If you want to get stuck into a bit of outdoor adventure, but you’re not keen on sleeping in a swag or a tent, and you really don’t like the idea of towing a camper-trailer or caravan, then maybe a camper van will work for you.

This is VW’s T6.1 California Beach camper van – it looks pretty retro cool (especially with its optional two-tone paint job), it has a fair few features as standard and may offer you a low-key gentle introduction to a van-based adventure lifestyle.

But does the Beach, based on VW’s mid-size Transporter van and a refreshed version of a classic, represent a camper which is actually more style than substance?

Read on.

Does it represent good value for the price? What features does it come with?

Our test vehicle is the five-seat California Beach TDI 340, with a 2.0-litre four-cylinder turbo-diesel engine, seven-speed DSG (direct shift gearbox) and VW’s 4Motion all-wheel-drive system. It has a manufacturer's suggested retail price of $86,990 (plus on-road costs). 

Our test vehicle has a few extra options over standard – including the Appearance package ($5760), Two-tone paint ($3990), electric pop-top roof ($2990), and the off-road package ($1600).

The appearance package includes art velour micro-fleece seat-covering with leather seat bolsters, seat heating for driver and front passenger seat, LED headlamps with separate LED daytime running lights and LED tail-lights, headlight range-adjustment (automatic), high-beam light assist, and the digital cockpit (more about that later).

The California Beach has LED headlamps with separate LED daytime running lights. The California Beach has LED headlamps with separate LED daytime running lights.

The two-tone paint is described as “Candy White with Bay Leaf Green”.

The electric pop-top roof has two side windows and a panorama front opening window.

The off-road package consists of a mechanical rear differential lock and hill descent control.

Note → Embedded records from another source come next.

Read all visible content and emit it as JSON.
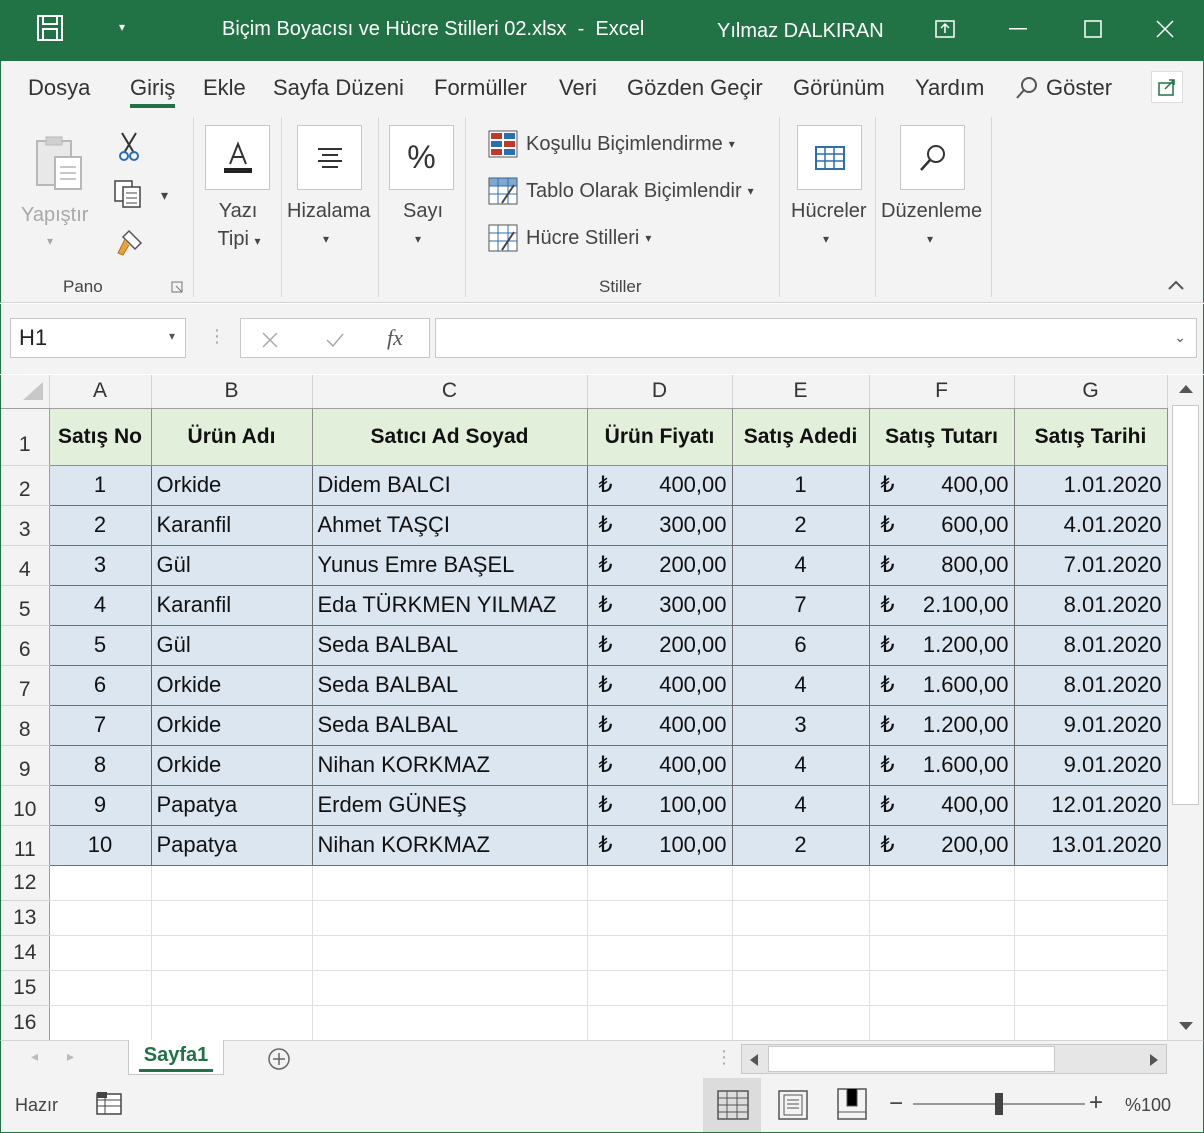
{
  "window": {
    "title": "Biçim Boyacısı ve Hücre Stilleri 02.xlsx  -  Excel",
    "user": "Yılmaz DALKIRAN",
    "accent_color": "#217346"
  },
  "ribbon_tabs": [
    "Dosya",
    "Giriş",
    "Ekle",
    "Sayfa Düzeni",
    "Formüller",
    "Veri",
    "Gözden Geçir",
    "Görünüm",
    "Yardım"
  ],
  "active_tab": "Giriş",
  "tell_me": "Göster",
  "ribbon": {
    "pano": {
      "paste_label": "Yapıştır",
      "group_label": "Pano"
    },
    "font_label_1": "Yazı",
    "font_label_2": "Tipi",
    "align_label": "Hizalama",
    "number_label": "Sayı",
    "number_icon": "%",
    "styles": {
      "conditional": "Koşullu Biçimlendirme",
      "as_table": "Tablo Olarak Biçimlendir",
      "cell_styles": "Hücre Stilleri",
      "group_label": "Stiller"
    },
    "cells_label": "Hücreler",
    "editing_label": "Düzenleme"
  },
  "formula_bar": {
    "name_box": "H1",
    "fx": "fx",
    "formula": ""
  },
  "columns": [
    "A",
    "B",
    "C",
    "D",
    "E",
    "F",
    "G"
  ],
  "header_row": [
    "Satış No",
    "Ürün Adı",
    "Satıcı Ad Soyad",
    "Ürün Fiyatı",
    "Satış Adedi",
    "Satış Tutarı",
    "Satış Tarihi"
  ],
  "currency_symbol": "₺",
  "rows": [
    [
      "1",
      "Orkide",
      "Didem BALCI",
      "400,00",
      "1",
      "400,00",
      "1.01.2020"
    ],
    [
      "2",
      "Karanfil",
      "Ahmet TAŞÇI",
      "300,00",
      "2",
      "600,00",
      "4.01.2020"
    ],
    [
      "3",
      "Gül",
      "Yunus Emre BAŞEL",
      "200,00",
      "4",
      "800,00",
      "7.01.2020"
    ],
    [
      "4",
      "Karanfil",
      "Eda TÜRKMEN YILMAZ",
      "300,00",
      "7",
      "2.100,00",
      "8.01.2020"
    ],
    [
      "5",
      "Gül",
      "Seda BALBAL",
      "200,00",
      "6",
      "1.200,00",
      "8.01.2020"
    ],
    [
      "6",
      "Orkide",
      "Seda BALBAL",
      "400,00",
      "4",
      "1.600,00",
      "8.01.2020"
    ],
    [
      "7",
      "Orkide",
      "Seda BALBAL",
      "400,00",
      "3",
      "1.200,00",
      "9.01.2020"
    ],
    [
      "8",
      "Orkide",
      "Nihan KORKMAZ",
      "400,00",
      "4",
      "1.600,00",
      "9.01.2020"
    ],
    [
      "9",
      "Papatya",
      "Erdem GÜNEŞ",
      "100,00",
      "4",
      "400,00",
      "12.01.2020"
    ],
    [
      "10",
      "Papatya",
      "Nihan KORKMAZ",
      "100,00",
      "2",
      "200,00",
      "13.01.2020"
    ]
  ],
  "row_numbers": [
    "1",
    "2",
    "3",
    "4",
    "5",
    "6",
    "7",
    "8",
    "9",
    "10",
    "11",
    "12",
    "13",
    "14",
    "15",
    "16"
  ],
  "sheet_tab": "Sayfa1",
  "status": {
    "ready": "Hazır",
    "zoom": "%100",
    "zoom_minus": "−",
    "zoom_plus": "+",
    "zoom_level_percent": 100
  }
}
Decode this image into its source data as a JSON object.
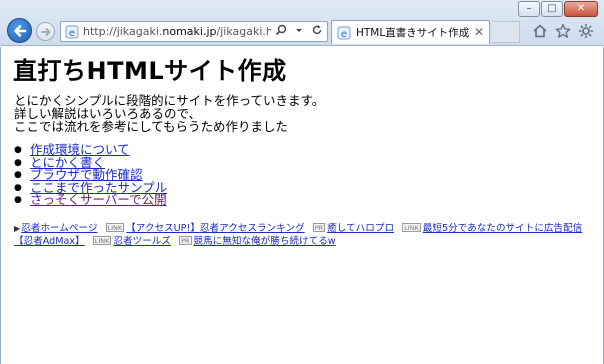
{
  "window": {
    "minimize": "–",
    "maximize": "□",
    "close": "✕"
  },
  "browser": {
    "url_prefix": "http://jikagaki.",
    "url_domain": "nomaki.jp",
    "url_path": "/jikagaki.html",
    "tab_title": "HTML直書きサイト作成",
    "icons": [
      "back-arrow-icon",
      "forward-arrow-icon",
      "search-icon",
      "dropdown-icon",
      "refresh-icon",
      "home-icon",
      "favorites-star-icon",
      "tools-gear-icon"
    ]
  },
  "page": {
    "title": "直打ちHTMLサイト作成",
    "intro": [
      "とにかくシンプルに段階的にサイトを作っていきます。",
      "詳しい解説はいろいろあるので、",
      "ここでは流れを参考にしてもらうため作りました"
    ],
    "toc": [
      {
        "label": "作成環境について",
        "visited": false
      },
      {
        "label": "とにかく書く",
        "visited": false
      },
      {
        "label": "ブラウザで動作確認",
        "visited": false
      },
      {
        "label": "ここまで作ったサンプル",
        "visited": false
      },
      {
        "label": "さっそくサーバーで公開",
        "visited": true
      }
    ],
    "ads": [
      {
        "badge": "",
        "label": "忍者ホームページ"
      },
      {
        "badge": "LINK",
        "label": "【アクセスUP!】忍者アクセスランキング"
      },
      {
        "badge": "PR",
        "label": "癒してハロプロ"
      },
      {
        "badge": "LINK",
        "label": "最短5分であなたのサイトに広告配信【忍者AdMax】"
      },
      {
        "badge": "LINK",
        "label": "忍者ツールズ"
      },
      {
        "badge": "PR",
        "label": "競馬に無知な俺が勝ち続けてるw"
      }
    ]
  }
}
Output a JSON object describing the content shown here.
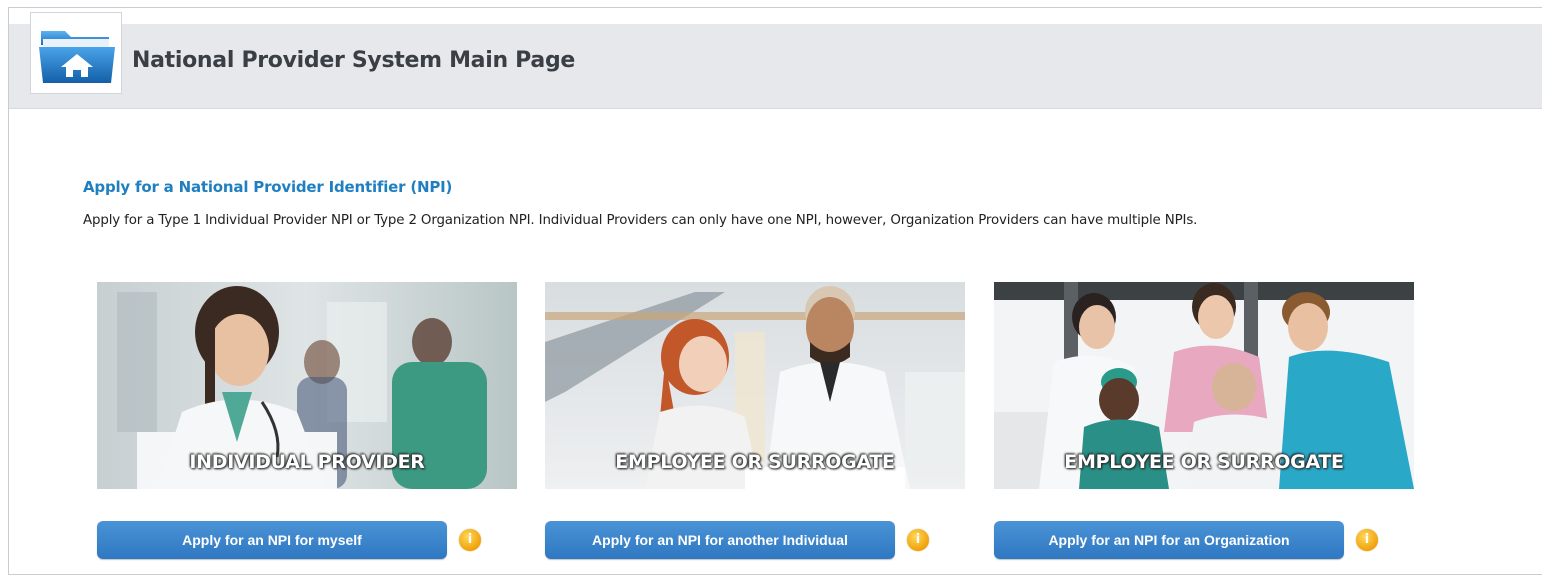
{
  "header": {
    "title": "National Provider System Main Page",
    "icon": "home-folder-icon"
  },
  "section": {
    "heading": "Apply for a National Provider Identifier (NPI)",
    "description": "Apply for a Type 1 Individual Provider NPI or Type 2 Organization NPI. Individual Providers can only have one NPI, however, Organization Providers can have multiple NPIs."
  },
  "cards": [
    {
      "caption": "INDIVIDUAL PROVIDER",
      "button_label": "Apply for an NPI for myself",
      "info_icon": "info-icon"
    },
    {
      "caption": "EMPLOYEE OR SURROGATE",
      "button_label": "Apply for an NPI for another Individual",
      "info_icon": "info-icon"
    },
    {
      "caption": "EMPLOYEE OR SURROGATE",
      "button_label": "Apply for an NPI for an Organization",
      "info_icon": "info-icon"
    }
  ],
  "colors": {
    "accent": "#1f7fc1",
    "button": "#3a86cc",
    "info": "#f0a20a",
    "header_bg": "#e6e8eb"
  }
}
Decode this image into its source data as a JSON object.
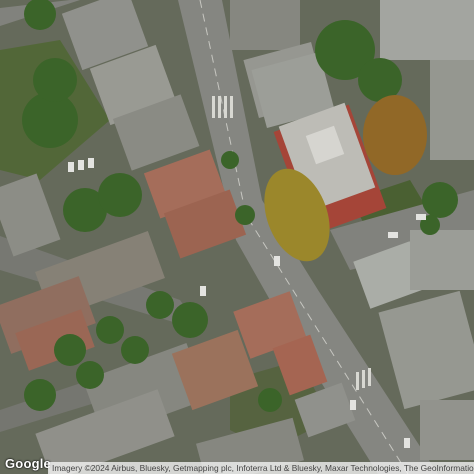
{
  "map": {
    "type": "satellite",
    "logo_text": "Google",
    "attribution": "Imagery ©2024 Airbus, Bluesky, Getmapping plc, Infoterra Ltd & Bluesky, Maxar Technologies, The GeoInformation Group",
    "colors": {
      "road": "#8e8f8a",
      "roof_grey": "#9a9b95",
      "roof_red": "#b07460",
      "tree": "#3f6b2c",
      "autumn_tree": "#a5902e",
      "brick_building": "#b04a3c"
    }
  }
}
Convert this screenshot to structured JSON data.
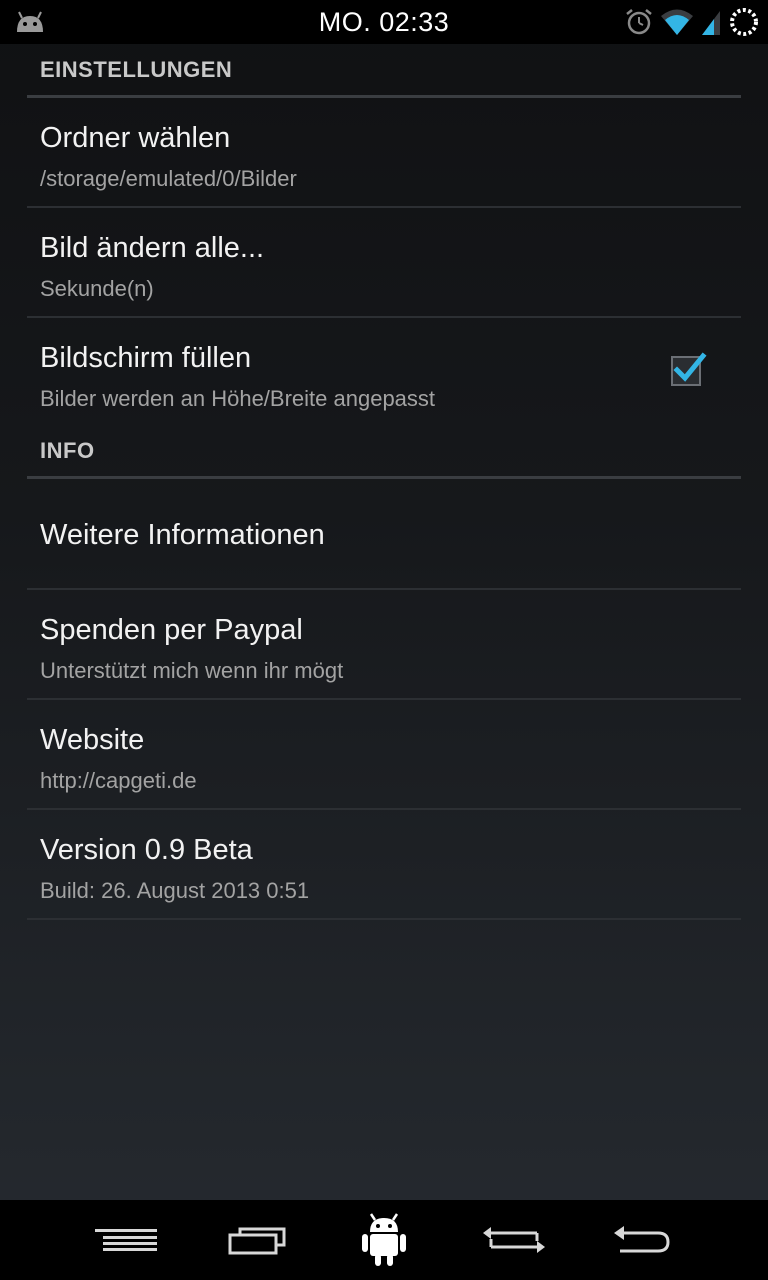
{
  "status_bar": {
    "time": "MO. 02:33",
    "icons": [
      "android-notification-icon",
      "alarm-icon",
      "wifi-icon",
      "signal-icon",
      "battery-charging-icon"
    ]
  },
  "sections": {
    "settings": {
      "header": "EINSTELLUNGEN",
      "items": [
        {
          "title": "Ordner wählen",
          "summary": "/storage/emulated/0/Bilder"
        },
        {
          "title": "Bild ändern alle...",
          "summary": "Sekunde(n)"
        },
        {
          "title": "Bildschirm füllen",
          "summary": "Bilder werden an Höhe/Breite angepasst",
          "checked": true
        }
      ]
    },
    "info": {
      "header": "INFO",
      "items": [
        {
          "title": "Weitere Informationen"
        },
        {
          "title": "Spenden per Paypal",
          "summary": "Unterstützt mich wenn ihr mögt"
        },
        {
          "title": "Website",
          "summary": "http://capgeti.de"
        },
        {
          "title": "Version 0.9 Beta",
          "summary": "Build: 26. August 2013 0:51"
        }
      ]
    }
  },
  "nav_bar": {
    "buttons": [
      "menu-icon",
      "recent-apps-icon",
      "android-home-icon",
      "rotate-icon",
      "back-icon"
    ]
  },
  "colors": {
    "accent": "#33b5e5",
    "title_text": "#f2f2f2",
    "summary_text": "#a3a3a3",
    "header_text": "#c9c9c9"
  }
}
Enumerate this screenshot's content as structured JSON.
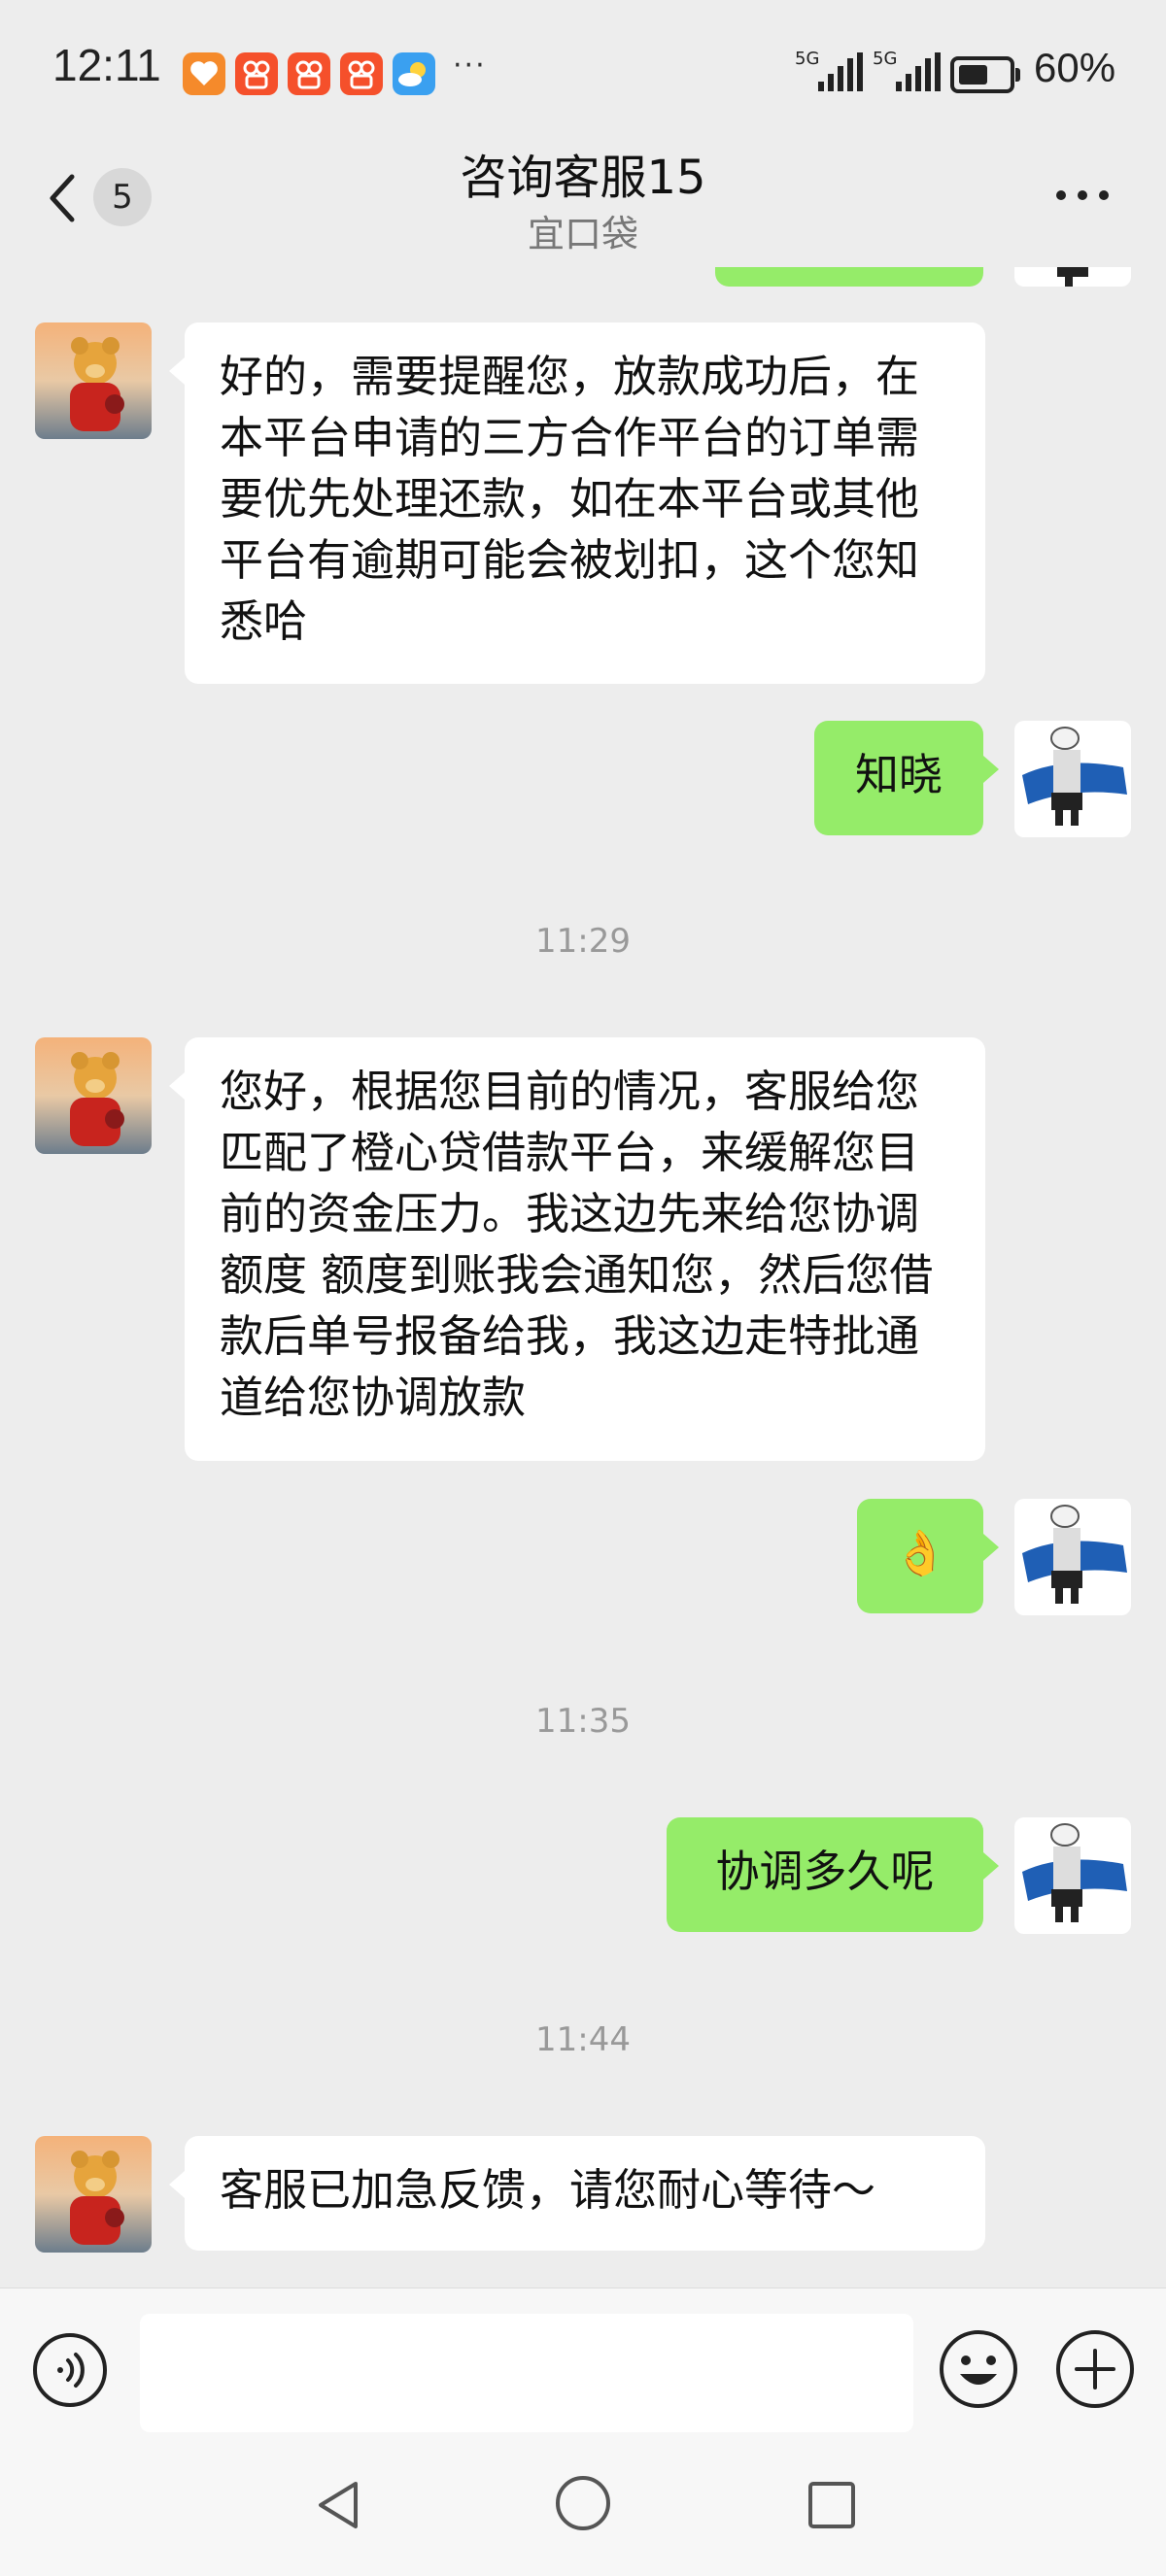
{
  "status_bar": {
    "time": "12:11",
    "signal_1": "5G",
    "signal_2": "5G",
    "battery": "60%",
    "battery_level": 0.6,
    "more_indicator": "···"
  },
  "header": {
    "unread_count": "5",
    "title": "咨询客服15",
    "subtitle": "宜口袋"
  },
  "messages": {
    "m1": "好的，需要提醒您，放款成功后，在本平台申请的三方合作平台的订单需要优先处理还款，如在本平台或其他平台有逾期可能会被划扣，这个您知悉哈",
    "m2": "知晓",
    "t1": "11:29",
    "m3": "您好，根据您目前的情况，客服给您匹配了橙心贷借款平台，来缓解您目前的资金压力。我这边先来给您协调额度 额度到账我会通知您，然后您借款后单号报备给我，我这边走特批通道给您协调放款",
    "m4": "👌",
    "t2": "11:35",
    "m5": "协调多久呢",
    "t3": "11:44",
    "m6": "客服已加急反馈，请您耐心等待～"
  },
  "icons": {
    "back": "chevron-left-icon",
    "more": "more-horizontal-icon",
    "voice": "voice-icon",
    "emoji": "emoji-icon",
    "plus": "plus-icon"
  },
  "colors": {
    "self_bubble": "#95ec69",
    "other_bubble": "#ffffff",
    "background": "#ededed"
  }
}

Our test vehicle was finished in “Candy White with Bay Leaf Green”. Our test vehicle was finished in “Candy White with Bay Leaf Green”.

All of those add-ons push the price as tested to $101,330 (plus on-road costs).

Available options that aren’t on our test vehicle include a Driver Assistance Package (with adaptive chassis control and parking assist, for $2290), and an Electric Door Package ($2590).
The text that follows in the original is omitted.